Best Places to Raise Kids: The 15 Most Family-Friendly Philly Suburbs

If you are forgoing city for 'burbs, as a parent you want two things: safe streets and good schools. But after that, the choices vary: A touch of urbanity? Wide-open spaces? A charming downtown? We crunched the numbers, analyzed the data and forayed out into the field. No matter your preference, we found a locale worth moving to

Warwick

Population: 14,437
School district: Central Bucks
Average SAT scores: 550 math / 571 reading / 557 writing
Crime rate: .34 violent crimes per 1,000; 7.34 nonviolent per 1,000
Median home price: $390,000

When the city is too congested and the suburbs are too, well, suburb-y, Warwick’s unique brand of farm-fresh suburbia, in a pastoral swath of Bucks County, offers an atmosphere that’s tight-knit without being suffocatingly cul-de-sac. Years ago, Warwick’s families kept to themselves in rural neighborhoods, but the recent establishment of a Little League and a heavy community-events schedule (Colonial reenactments!) have the township pulling together a bit more tightly. “Warwick Day” comes complete with Pollyanna-esque pie-baking competitions, and parents swap war stories at local pub the Jamison Pour House while the kids hang out in the gaming room.

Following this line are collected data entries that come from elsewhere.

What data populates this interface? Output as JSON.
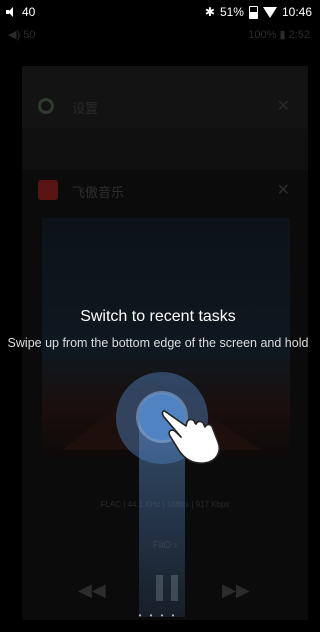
{
  "status_bar": {
    "volume": "40",
    "battery_percent": "51%",
    "time": "10:46"
  },
  "background_status": {
    "volume": "50",
    "battery": "100%",
    "time": "2:52"
  },
  "recent_cards": {
    "settings_title": "设置",
    "app_title": "飞傲音乐",
    "close_glyph": "✕",
    "track_meta": "FLAC | 44.1 KHz | 16Bits | 917 Kbps",
    "brand_label": "FiiO ›",
    "prev_glyph": "◀◀",
    "next_glyph": "▶▶"
  },
  "tutorial": {
    "title": "Switch to recent tasks",
    "subtitle": "Swipe up from the bottom edge of the screen and hold"
  },
  "pager": {
    "dots": "• • • •",
    "active_index": 2
  }
}
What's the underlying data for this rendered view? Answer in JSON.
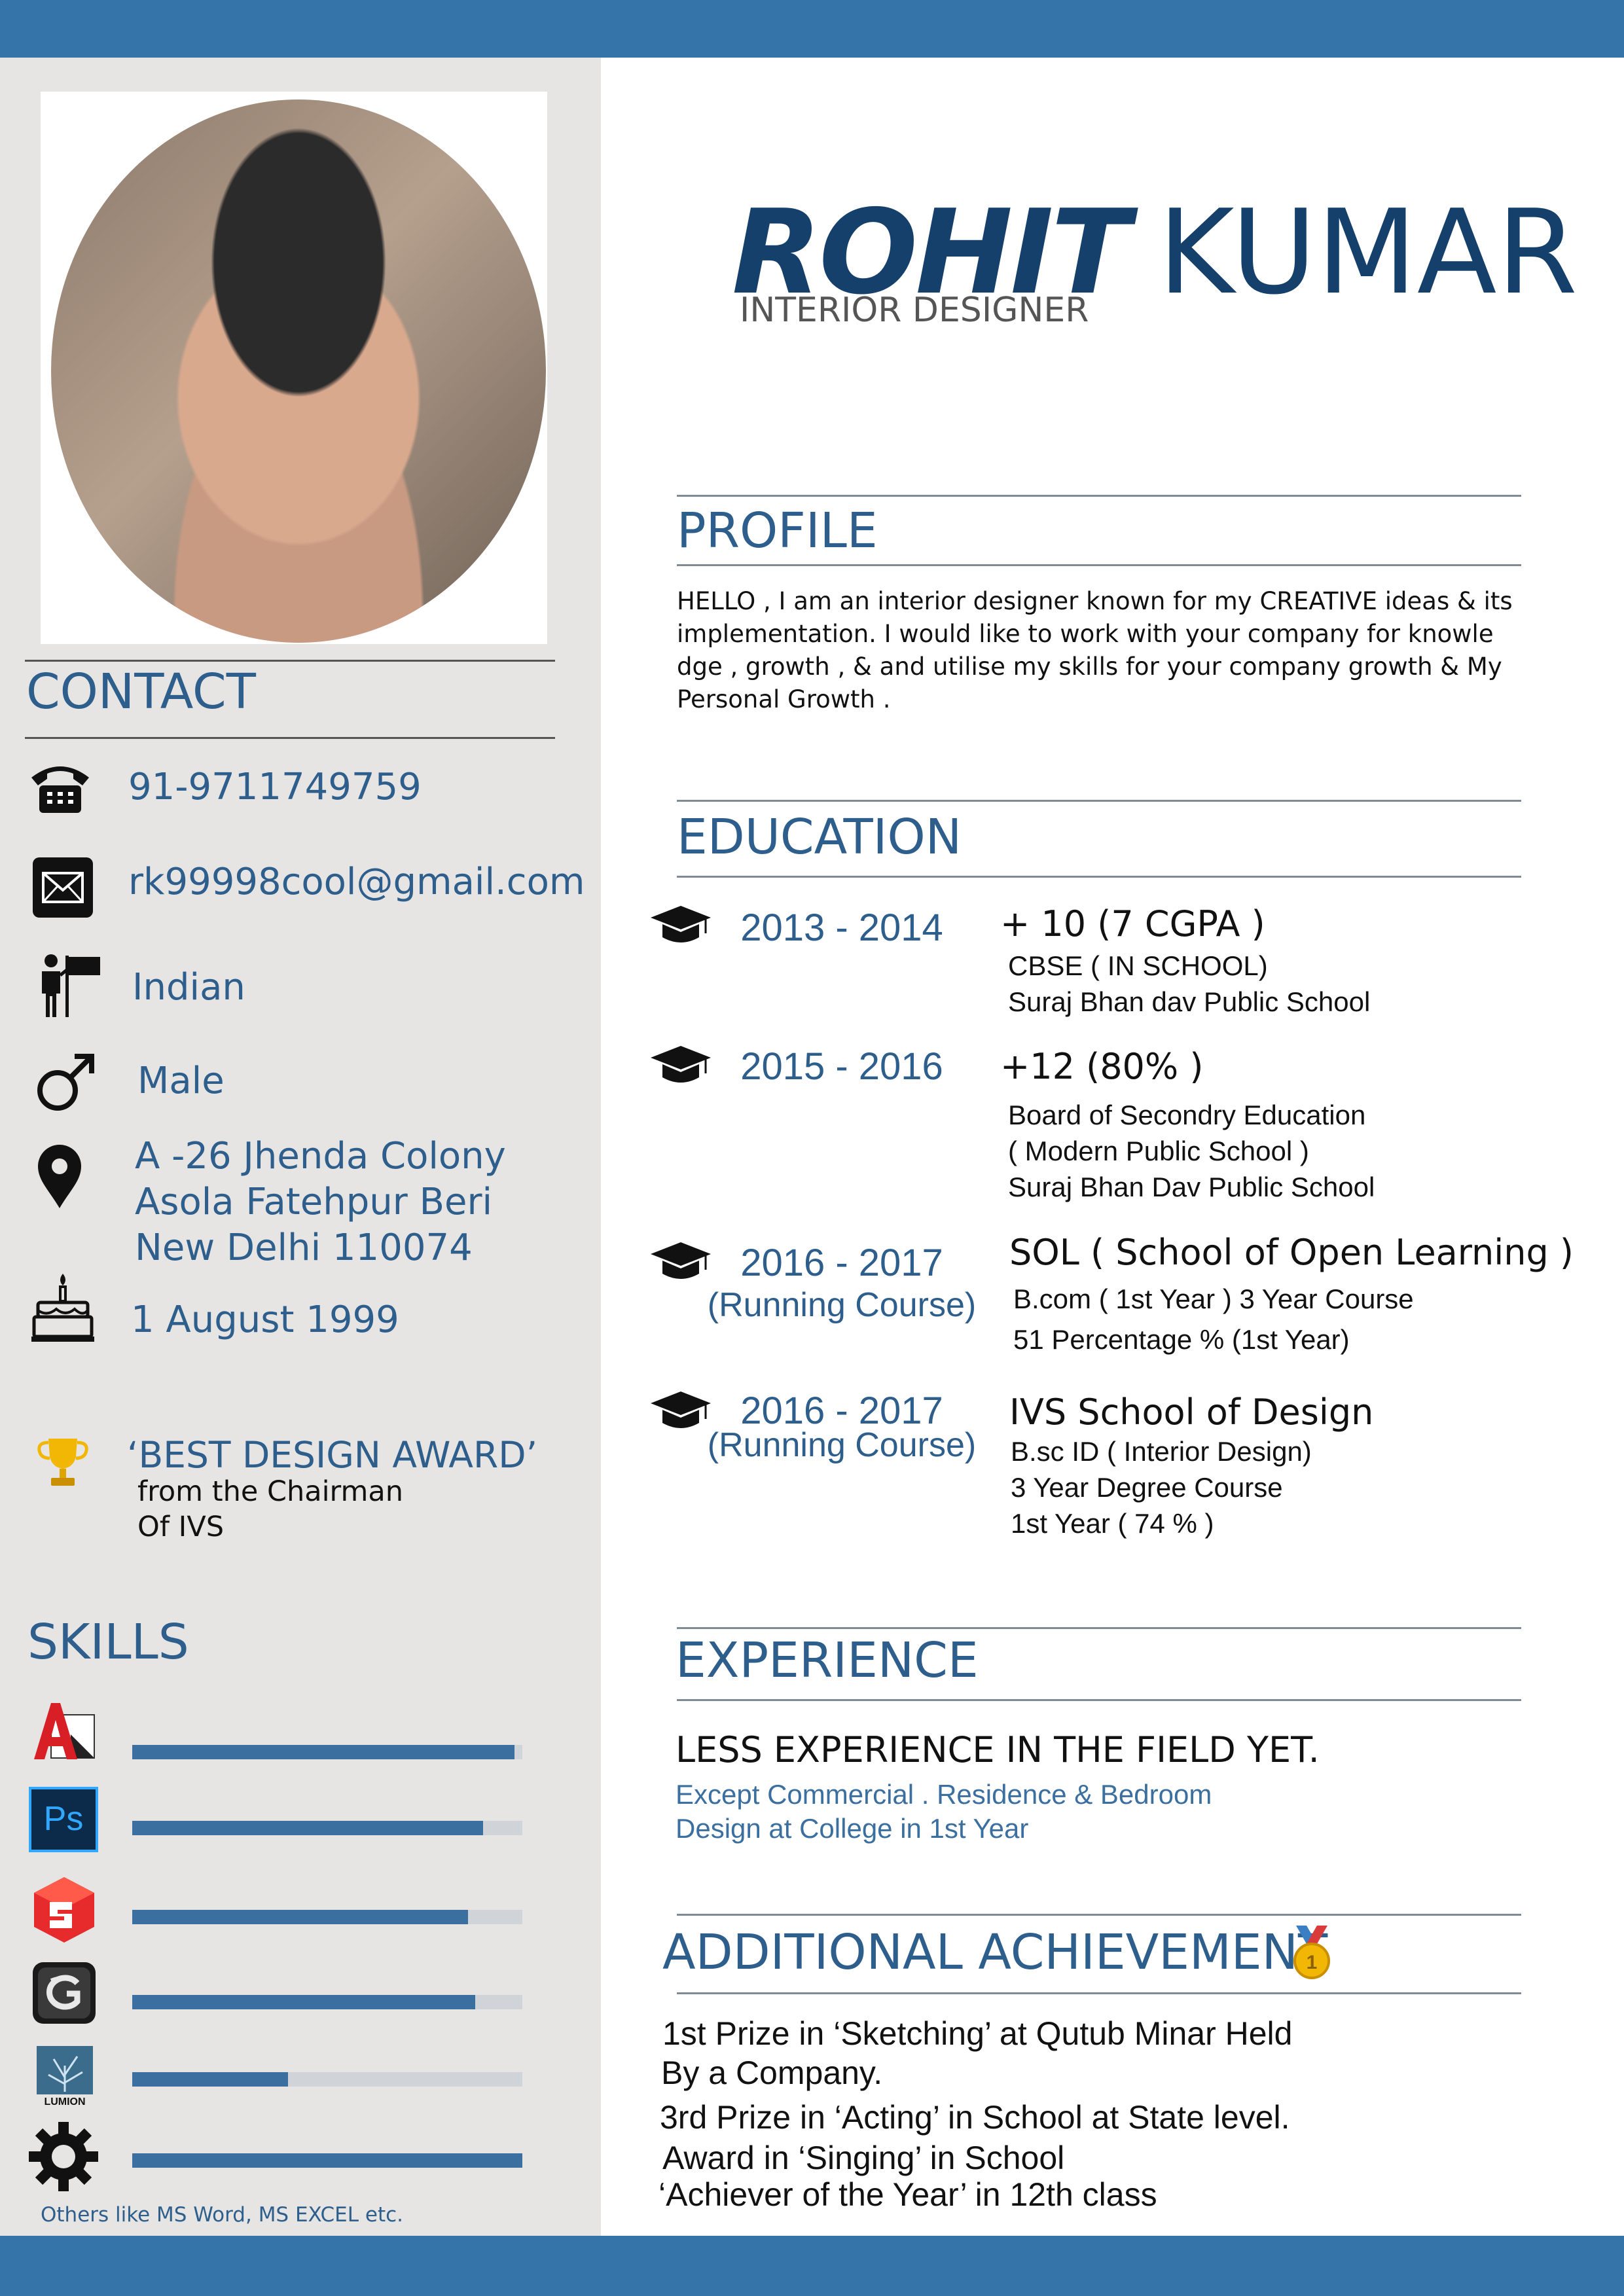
{
  "colors": {
    "accent": "#3574a8",
    "sidebar": "#e6e5e4",
    "heading": "#2e5e8c",
    "name": "#15406b"
  },
  "header": {
    "first_name": "ROHIT",
    "last_name": "KUMAR",
    "title": "INTERIOR DESIGNER"
  },
  "contact": {
    "heading": "CONTACT",
    "phone": "91-9711749759",
    "email": "rk99998cool@gmail.com",
    "nationality": "Indian",
    "gender": "Male",
    "address": [
      "A -26 Jhenda Colony",
      "Asola Fatehpur Beri",
      "New Delhi 110074"
    ],
    "birthday": "1 August 1999"
  },
  "award": {
    "title": "‘BEST DESIGN AWARD’",
    "line1": "from the Chairman",
    "line2": "Of IVS"
  },
  "skills": {
    "heading": "SKILLS",
    "items": [
      {
        "icon": "autocad-icon",
        "level": 0.98
      },
      {
        "icon": "photoshop-icon",
        "level": 0.9
      },
      {
        "icon": "sketchup-icon",
        "level": 0.86
      },
      {
        "icon": "3dsmax-icon",
        "level": 0.88
      },
      {
        "icon": "lumion-icon",
        "level": 0.4
      },
      {
        "icon": "gear-icon",
        "level": 1.0
      }
    ],
    "ps_label": "Ps",
    "lumion_label": "LUMION",
    "note": "Others like MS Word, MS EXCEL etc."
  },
  "profile": {
    "heading": "PROFILE",
    "lines": [
      "HELLO , I am an interior designer known for my CREATIVE ideas & its",
      "implementation. I  would like to work with your company for knowle",
      "dge , growth , & and utilise my skills for your company growth & My",
      "Personal Growth ."
    ]
  },
  "education": {
    "heading": "EDUCATION",
    "entries": [
      {
        "year": "2013 - 2014",
        "note": "",
        "title": "+ 10 (7 CGPA )",
        "lines": [
          "CBSE ( IN SCHOOL)",
          "Suraj Bhan dav Public School"
        ]
      },
      {
        "year": "2015 - 2016",
        "note": "",
        "title": "+12 (80% )",
        "lines": [
          "Board of Secondry Education",
          "( Modern Public School )",
          "Suraj Bhan Dav Public School"
        ]
      },
      {
        "year": "2016 - 2017",
        "note": "(Running Course)",
        "title": "SOL ( School of Open Learning )",
        "lines": [
          "B.com ( 1st Year ) 3 Year Course",
          "51 Percentage % (1st Year)"
        ]
      },
      {
        "year": "2016 - 2017",
        "note": "(Running Course)",
        "title": "IVS School of Design",
        "lines": [
          "B.sc ID ( Interior Design)",
          "3 Year Degree Course",
          "1st Year ( 74 % )"
        ]
      }
    ]
  },
  "experience": {
    "heading": "EXPERIENCE",
    "headline": "LESS EXPERIENCE IN THE FIELD YET.",
    "lines": [
      "Except Commercial . Residence & Bedroom",
      "Design at College in 1st Year"
    ]
  },
  "achievement": {
    "heading": "ADDITIONAL ACHIEVEMENT",
    "medal_label": "1",
    "lines": [
      "1st Prize in ‘Sketching’ at Qutub Minar Held",
      "By a Company.",
      "3rd Prize in ‘Acting’ in School  at State level.",
      "Award in ‘Singing’ in School",
      "‘Achiever of the Year’ in 12th class"
    ]
  }
}
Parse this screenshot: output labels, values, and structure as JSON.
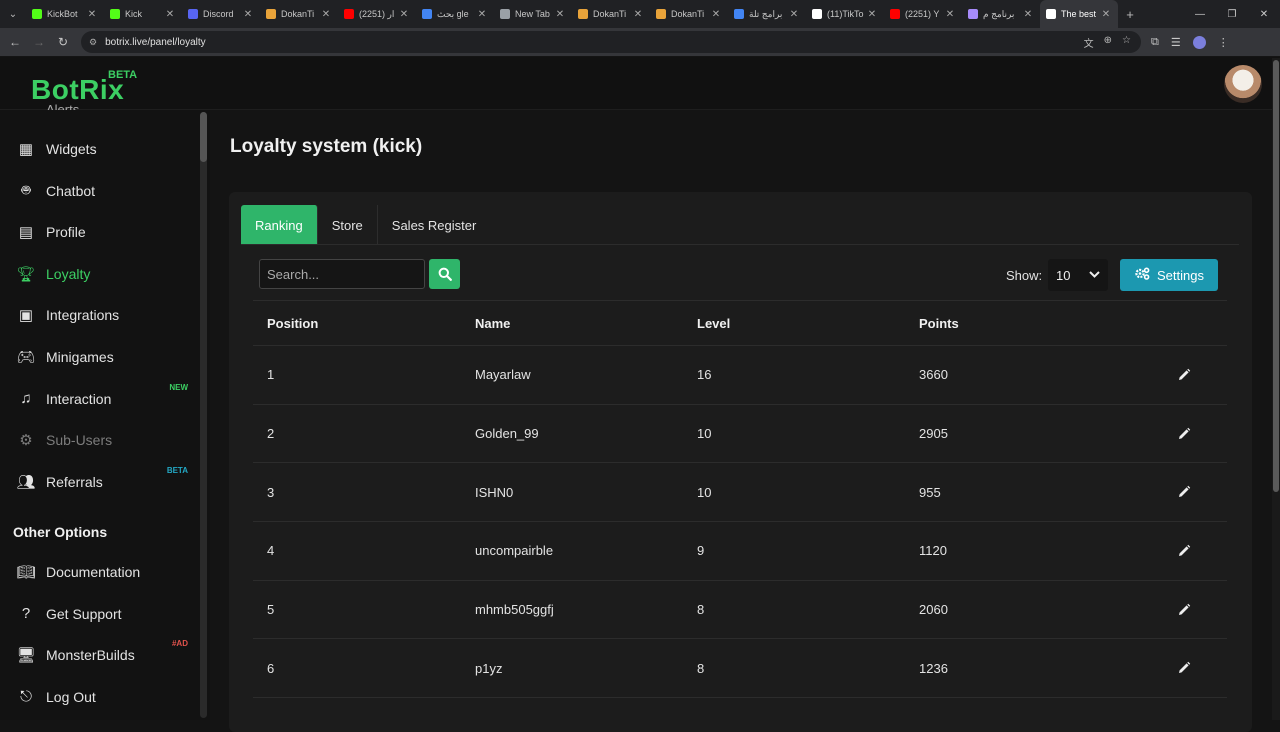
{
  "browser": {
    "tabs": [
      {
        "title": "KickBot",
        "color": "#53fc18"
      },
      {
        "title": "Kick",
        "color": "#53fc18"
      },
      {
        "title": "Discord",
        "color": "#5865f2"
      },
      {
        "title": "DokanTi",
        "color": "#e8a33a"
      },
      {
        "title": "(2251) ار",
        "color": "#ff0000"
      },
      {
        "title": "بحث gle",
        "color": "#4285f4"
      },
      {
        "title": "New Tab",
        "color": "#9aa0a6"
      },
      {
        "title": "DokanTi",
        "color": "#e8a33a"
      },
      {
        "title": "DokanTi",
        "color": "#e8a33a"
      },
      {
        "title": "برامج تلة",
        "color": "#4285f4"
      },
      {
        "title": "(11)TikTo",
        "color": "#ffffff"
      },
      {
        "title": "(2251) Y",
        "color": "#ff0000"
      },
      {
        "title": "برنامج م",
        "color": "#a78bfa"
      },
      {
        "title": "The best",
        "color": "#ffffff",
        "active": true
      }
    ],
    "url": "botrix.live/panel/loyalty"
  },
  "brand": {
    "name": "BotRix",
    "badge": "BETA"
  },
  "sidebar": {
    "partial_item": "Alerts",
    "items": [
      {
        "label": "Widgets",
        "icon": "widgets-icon"
      },
      {
        "label": "Chatbot",
        "icon": "robot-icon"
      },
      {
        "label": "Profile",
        "icon": "profile-card-icon"
      },
      {
        "label": "Loyalty",
        "icon": "trophy-icon",
        "active": true
      },
      {
        "label": "Integrations",
        "icon": "integrations-icon"
      },
      {
        "label": "Minigames",
        "icon": "gamepad-icon"
      },
      {
        "label": "Interaction",
        "icon": "music-icon",
        "badge": "NEW"
      },
      {
        "label": "Sub-Users",
        "icon": "gear-icon",
        "muted": true
      },
      {
        "label": "Referrals",
        "icon": "users-icon",
        "badge": "BETA"
      }
    ],
    "section_title": "Other Options",
    "other_items": [
      {
        "label": "Documentation",
        "icon": "book-icon"
      },
      {
        "label": "Get Support",
        "icon": "help-icon"
      },
      {
        "label": "MonsterBuilds",
        "icon": "monitor-icon",
        "badge": "#AD"
      },
      {
        "label": "Log Out",
        "icon": "logout-icon"
      }
    ]
  },
  "page": {
    "title": "Loyalty system (kick)",
    "tabs": [
      "Ranking",
      "Store",
      "Sales Register"
    ],
    "search_placeholder": "Search...",
    "show_label": "Show:",
    "show_value": "10",
    "settings_label": "Settings"
  },
  "table": {
    "columns": [
      "Position",
      "Name",
      "Level",
      "Points"
    ],
    "rows": [
      {
        "position": "1",
        "name": "Mayarlaw",
        "level": "16",
        "points": "3660"
      },
      {
        "position": "2",
        "name": "Golden_99",
        "level": "10",
        "points": "2905"
      },
      {
        "position": "3",
        "name": "ISHN0",
        "level": "10",
        "points": "955"
      },
      {
        "position": "4",
        "name": "uncompairble",
        "level": "9",
        "points": "1120"
      },
      {
        "position": "5",
        "name": "mhmb505ggfj",
        "level": "8",
        "points": "2060"
      },
      {
        "position": "6",
        "name": "p1yz",
        "level": "8",
        "points": "1236"
      }
    ]
  },
  "colors": {
    "accent": "#3ccf63",
    "tab_active": "#2fb56a",
    "settings": "#1c98b0",
    "badge_new": "#3ccf63",
    "badge_beta": "#23a8c4",
    "badge_ad": "#e0524c"
  }
}
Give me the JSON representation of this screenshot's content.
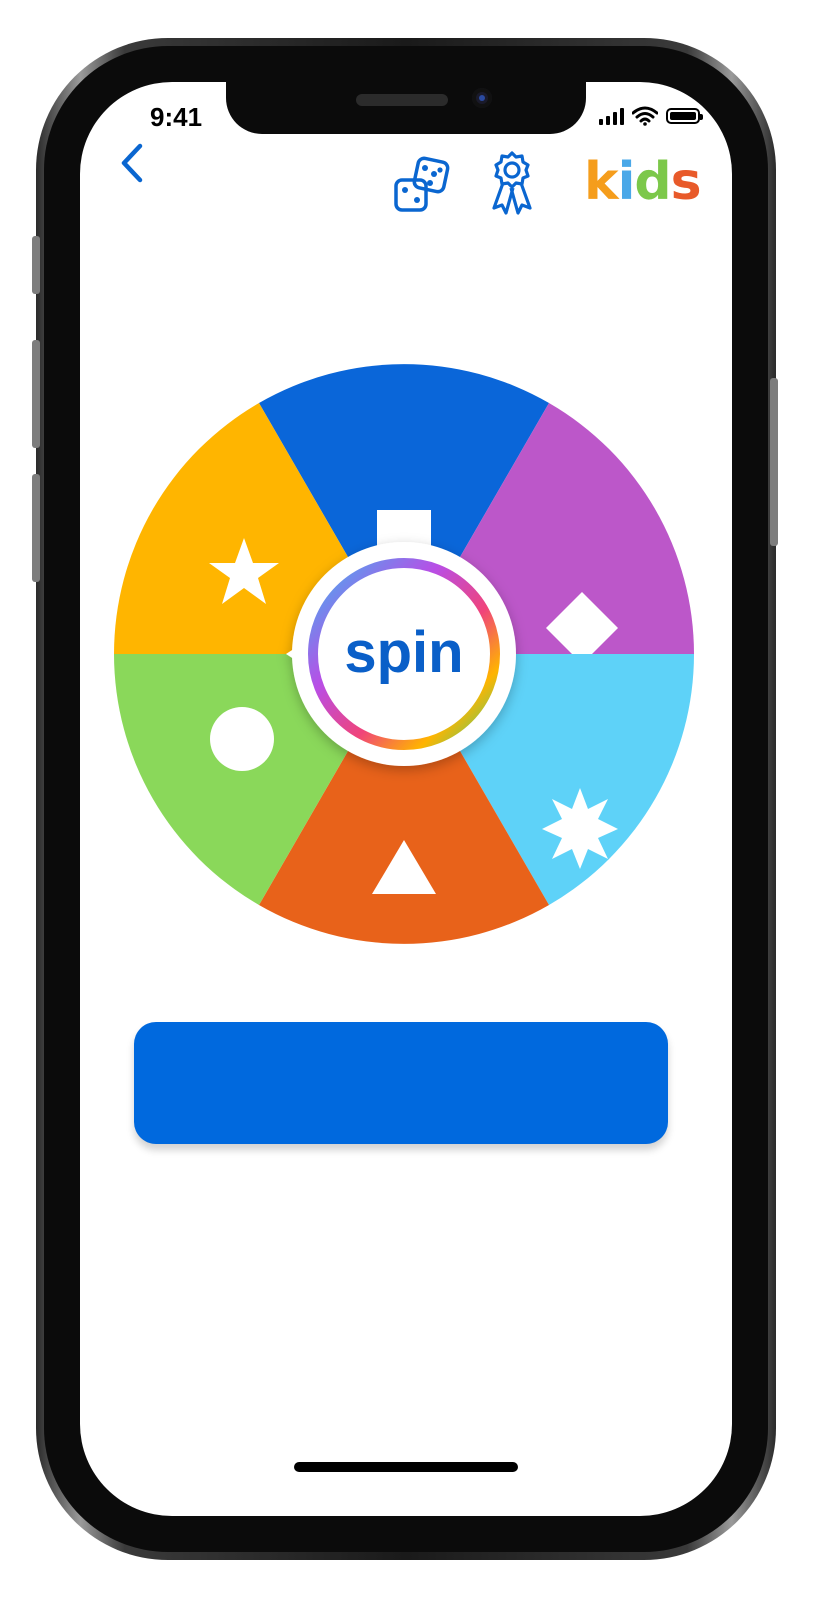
{
  "status_bar": {
    "time": "9:41",
    "signal_icon": "cellular-signal-icon",
    "wifi_icon": "wifi-icon",
    "battery_icon": "battery-icon"
  },
  "header": {
    "back_icon": "chevron-left-icon",
    "dice_icon": "dice-icon",
    "award_icon": "award-ribbon-icon",
    "logo": {
      "letters": [
        "k",
        "i",
        "d",
        "s"
      ],
      "colors": [
        "#f59d1c",
        "#4aa8e8",
        "#7cc84a",
        "#e85a2a"
      ]
    },
    "accent_color": "#0a66d0"
  },
  "wheel": {
    "center_label": "spin",
    "segments": [
      {
        "shape": "square",
        "color": "#0a66d9"
      },
      {
        "shape": "diamond",
        "color": "#bc57c9"
      },
      {
        "shape": "burst",
        "color": "#5ed2f8"
      },
      {
        "shape": "triangle",
        "color": "#e8621a"
      },
      {
        "shape": "circle",
        "color": "#8ad85a"
      },
      {
        "shape": "star",
        "color": "#ffb500"
      }
    ]
  },
  "action_button": {
    "label": "",
    "color": "#0069de"
  }
}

The township’s most singular feature may be its proximity to Ross Hill Farm, perhaps the most notable pig farm in the region and the host of an annual “Piggypalooza.” (What kid doesn’t love a good pig?) The only real downside: the distance from Philly (23 miles, but an hour’s drive). But Helene Gold, a former local PTA president who commutes to the city daily, says it’s manageable: “That’s the trade-off. I drive far to work so my kids can have the childhood I wanted to give them.”